Unfortunately, a follow-up by MAFF found that its project had been only moderately successful; some catering outlets actually displayed the material, others did not. The risks for allergic customers increase dramatically when they reach their teenage years and 'fly the coop'. New-found social freedom means they are having meals out with friends; they are often reluctant to follow advice; and their social environment (e.g. pubs, clubs and restaurants) may bring them into contact with peanuts and nuts more and more. The risks are manageable, but many people have a resistance to confronting the problem.

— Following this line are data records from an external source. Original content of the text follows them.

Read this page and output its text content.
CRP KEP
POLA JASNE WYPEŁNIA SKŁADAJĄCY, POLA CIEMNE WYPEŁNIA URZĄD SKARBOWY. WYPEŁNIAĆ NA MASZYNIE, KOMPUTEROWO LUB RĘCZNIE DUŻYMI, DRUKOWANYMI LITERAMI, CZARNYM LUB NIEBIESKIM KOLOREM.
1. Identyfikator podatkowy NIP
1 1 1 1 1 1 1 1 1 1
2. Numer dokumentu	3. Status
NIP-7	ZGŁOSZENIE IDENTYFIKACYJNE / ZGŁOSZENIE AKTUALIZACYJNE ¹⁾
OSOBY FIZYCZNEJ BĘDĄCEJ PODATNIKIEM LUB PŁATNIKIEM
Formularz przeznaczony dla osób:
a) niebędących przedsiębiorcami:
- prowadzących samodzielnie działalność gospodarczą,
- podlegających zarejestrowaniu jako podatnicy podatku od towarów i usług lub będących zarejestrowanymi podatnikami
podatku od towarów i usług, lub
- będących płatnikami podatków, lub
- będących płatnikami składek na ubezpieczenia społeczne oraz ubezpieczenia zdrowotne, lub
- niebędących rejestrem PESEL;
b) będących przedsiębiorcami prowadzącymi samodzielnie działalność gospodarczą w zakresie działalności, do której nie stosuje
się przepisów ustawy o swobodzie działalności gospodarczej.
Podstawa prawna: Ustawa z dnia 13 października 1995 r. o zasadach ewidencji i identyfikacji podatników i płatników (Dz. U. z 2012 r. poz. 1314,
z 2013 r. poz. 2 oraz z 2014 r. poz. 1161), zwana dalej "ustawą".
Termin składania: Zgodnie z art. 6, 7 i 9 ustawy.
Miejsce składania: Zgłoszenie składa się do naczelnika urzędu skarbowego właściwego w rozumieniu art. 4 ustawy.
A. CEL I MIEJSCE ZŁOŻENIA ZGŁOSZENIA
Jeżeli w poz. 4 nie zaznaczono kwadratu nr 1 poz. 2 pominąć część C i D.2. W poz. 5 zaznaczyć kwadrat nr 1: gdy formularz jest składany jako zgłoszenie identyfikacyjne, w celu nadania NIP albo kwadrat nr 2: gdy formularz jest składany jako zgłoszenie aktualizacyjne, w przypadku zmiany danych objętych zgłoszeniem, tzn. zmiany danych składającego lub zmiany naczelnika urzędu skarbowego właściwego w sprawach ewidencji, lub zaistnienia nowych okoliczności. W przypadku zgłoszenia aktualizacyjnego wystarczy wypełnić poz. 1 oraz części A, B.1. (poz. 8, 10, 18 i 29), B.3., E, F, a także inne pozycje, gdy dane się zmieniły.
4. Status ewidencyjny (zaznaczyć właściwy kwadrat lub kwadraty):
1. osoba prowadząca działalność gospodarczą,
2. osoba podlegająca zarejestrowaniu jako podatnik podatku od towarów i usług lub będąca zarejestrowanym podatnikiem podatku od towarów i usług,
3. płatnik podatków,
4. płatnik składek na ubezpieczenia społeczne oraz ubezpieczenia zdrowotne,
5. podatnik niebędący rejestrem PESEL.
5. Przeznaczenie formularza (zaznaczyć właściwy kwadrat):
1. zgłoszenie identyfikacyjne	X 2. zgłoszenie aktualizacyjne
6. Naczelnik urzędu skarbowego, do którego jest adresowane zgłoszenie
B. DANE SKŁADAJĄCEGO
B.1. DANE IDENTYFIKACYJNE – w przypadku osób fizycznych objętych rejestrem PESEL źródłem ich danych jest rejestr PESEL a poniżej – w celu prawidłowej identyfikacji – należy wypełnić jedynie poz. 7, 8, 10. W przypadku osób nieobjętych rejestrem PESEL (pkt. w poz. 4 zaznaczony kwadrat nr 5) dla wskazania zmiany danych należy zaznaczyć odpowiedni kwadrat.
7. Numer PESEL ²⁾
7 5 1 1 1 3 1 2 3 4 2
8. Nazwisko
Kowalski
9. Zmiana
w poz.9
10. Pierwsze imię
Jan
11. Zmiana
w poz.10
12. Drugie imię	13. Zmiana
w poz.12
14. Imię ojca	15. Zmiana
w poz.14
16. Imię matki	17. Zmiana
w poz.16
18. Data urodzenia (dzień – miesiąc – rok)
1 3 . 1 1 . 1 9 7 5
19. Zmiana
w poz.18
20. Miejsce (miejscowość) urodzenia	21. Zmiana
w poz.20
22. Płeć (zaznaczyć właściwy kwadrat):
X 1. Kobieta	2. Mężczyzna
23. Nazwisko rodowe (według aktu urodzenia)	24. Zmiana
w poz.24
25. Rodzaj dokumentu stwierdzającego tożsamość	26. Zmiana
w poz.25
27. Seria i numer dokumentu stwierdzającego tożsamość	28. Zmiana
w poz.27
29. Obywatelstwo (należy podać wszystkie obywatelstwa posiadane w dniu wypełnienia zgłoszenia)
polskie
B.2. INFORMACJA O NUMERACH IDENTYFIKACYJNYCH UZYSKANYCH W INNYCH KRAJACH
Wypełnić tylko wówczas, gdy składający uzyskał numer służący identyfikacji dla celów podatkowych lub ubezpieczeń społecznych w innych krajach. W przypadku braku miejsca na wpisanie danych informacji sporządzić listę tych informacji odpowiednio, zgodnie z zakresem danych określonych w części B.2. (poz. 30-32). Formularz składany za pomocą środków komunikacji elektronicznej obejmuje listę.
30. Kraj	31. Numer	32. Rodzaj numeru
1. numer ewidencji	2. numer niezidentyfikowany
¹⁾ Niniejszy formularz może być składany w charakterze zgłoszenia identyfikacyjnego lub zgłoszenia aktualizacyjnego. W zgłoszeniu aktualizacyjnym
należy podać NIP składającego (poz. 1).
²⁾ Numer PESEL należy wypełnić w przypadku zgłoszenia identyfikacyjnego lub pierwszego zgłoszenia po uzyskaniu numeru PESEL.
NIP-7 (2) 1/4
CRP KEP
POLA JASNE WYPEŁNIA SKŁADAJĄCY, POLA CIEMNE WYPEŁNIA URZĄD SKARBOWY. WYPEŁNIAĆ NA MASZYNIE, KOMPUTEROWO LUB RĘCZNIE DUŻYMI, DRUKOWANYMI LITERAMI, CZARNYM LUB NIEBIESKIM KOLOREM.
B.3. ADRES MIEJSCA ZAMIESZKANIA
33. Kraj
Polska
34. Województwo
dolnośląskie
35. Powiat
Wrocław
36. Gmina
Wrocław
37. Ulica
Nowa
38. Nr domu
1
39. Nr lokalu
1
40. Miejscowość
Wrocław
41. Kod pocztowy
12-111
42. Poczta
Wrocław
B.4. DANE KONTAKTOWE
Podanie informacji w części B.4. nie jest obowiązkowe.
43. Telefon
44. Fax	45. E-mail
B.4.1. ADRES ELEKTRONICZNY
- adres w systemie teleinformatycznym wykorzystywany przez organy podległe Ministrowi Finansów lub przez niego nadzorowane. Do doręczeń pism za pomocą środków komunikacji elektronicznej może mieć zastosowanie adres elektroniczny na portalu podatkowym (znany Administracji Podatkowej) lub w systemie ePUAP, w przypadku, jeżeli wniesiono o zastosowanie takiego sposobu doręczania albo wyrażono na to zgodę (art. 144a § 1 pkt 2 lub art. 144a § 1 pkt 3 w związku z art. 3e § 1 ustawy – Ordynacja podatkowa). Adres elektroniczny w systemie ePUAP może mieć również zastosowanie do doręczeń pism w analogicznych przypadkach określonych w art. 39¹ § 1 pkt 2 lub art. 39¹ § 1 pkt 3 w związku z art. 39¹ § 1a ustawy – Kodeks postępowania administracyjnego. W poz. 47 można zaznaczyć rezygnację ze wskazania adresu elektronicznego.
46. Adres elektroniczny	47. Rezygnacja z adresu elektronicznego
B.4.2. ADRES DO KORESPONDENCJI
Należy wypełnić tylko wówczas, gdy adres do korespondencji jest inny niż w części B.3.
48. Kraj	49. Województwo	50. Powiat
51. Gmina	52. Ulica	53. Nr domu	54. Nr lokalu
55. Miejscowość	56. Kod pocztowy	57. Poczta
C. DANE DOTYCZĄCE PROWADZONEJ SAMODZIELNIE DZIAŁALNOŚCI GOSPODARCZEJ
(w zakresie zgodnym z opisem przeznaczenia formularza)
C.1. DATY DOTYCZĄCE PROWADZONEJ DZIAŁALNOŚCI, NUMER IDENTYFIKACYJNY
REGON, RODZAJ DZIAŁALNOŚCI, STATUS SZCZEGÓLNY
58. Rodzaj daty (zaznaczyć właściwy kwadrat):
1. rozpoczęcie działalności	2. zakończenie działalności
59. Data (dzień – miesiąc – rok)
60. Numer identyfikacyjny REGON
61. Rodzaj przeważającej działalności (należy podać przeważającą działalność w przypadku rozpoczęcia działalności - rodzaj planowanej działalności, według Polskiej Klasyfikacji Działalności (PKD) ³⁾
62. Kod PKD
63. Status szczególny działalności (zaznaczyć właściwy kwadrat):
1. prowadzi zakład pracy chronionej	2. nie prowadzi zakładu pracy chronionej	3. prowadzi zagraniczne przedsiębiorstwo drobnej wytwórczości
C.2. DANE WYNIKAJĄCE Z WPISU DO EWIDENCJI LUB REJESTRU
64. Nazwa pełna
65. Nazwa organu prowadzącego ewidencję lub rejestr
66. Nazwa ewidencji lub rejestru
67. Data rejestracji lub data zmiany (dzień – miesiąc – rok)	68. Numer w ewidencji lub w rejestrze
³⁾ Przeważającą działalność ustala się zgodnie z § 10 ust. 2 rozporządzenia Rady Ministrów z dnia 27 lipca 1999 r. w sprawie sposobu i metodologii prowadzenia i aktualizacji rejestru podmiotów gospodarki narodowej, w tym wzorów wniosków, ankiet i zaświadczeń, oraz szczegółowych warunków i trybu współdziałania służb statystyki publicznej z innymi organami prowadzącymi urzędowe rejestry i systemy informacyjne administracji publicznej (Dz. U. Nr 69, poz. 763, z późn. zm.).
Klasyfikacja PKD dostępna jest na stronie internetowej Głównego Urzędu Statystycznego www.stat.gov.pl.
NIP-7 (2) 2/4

Returning to the cold reality, we have the case of a young woman with nut allergy who died after going out for a meal with colleagues in a top hotel in 1995. She was unaware that the butter contained nuts. We have the case of the 18-year-old economics student who died when she suffered an overwhelming allergic reaction to nuts in a dessert during her first night at Cambridge University in 1998. We have the 19-year-old man who died the same year after eating nuts in an Indian takeaway. And we have the well-publicised case of the athlete Ross Baillie, who died in June 1999 after taking a few bites from a coronation chicken sandwich containing nuts.

Such tragedies are rare and may become rarer if allergy sufferers are able to benefit from what amounts to a three-way partnership. First and foremost, it is vital that the sufferer seeks medical advice; second, the medical profession must ensure that such people are able to carry the appropriate medication so they can protect themselves; and third, sufferers have the right to expect the cooperation of caterers.

Rooker said in the House of Commons in June 1999 that he was now considering a Code of Practice for catering establishments which would seek to put allergy awareness into a tight framework. This is currently being discussed by the new Food Standards Agency.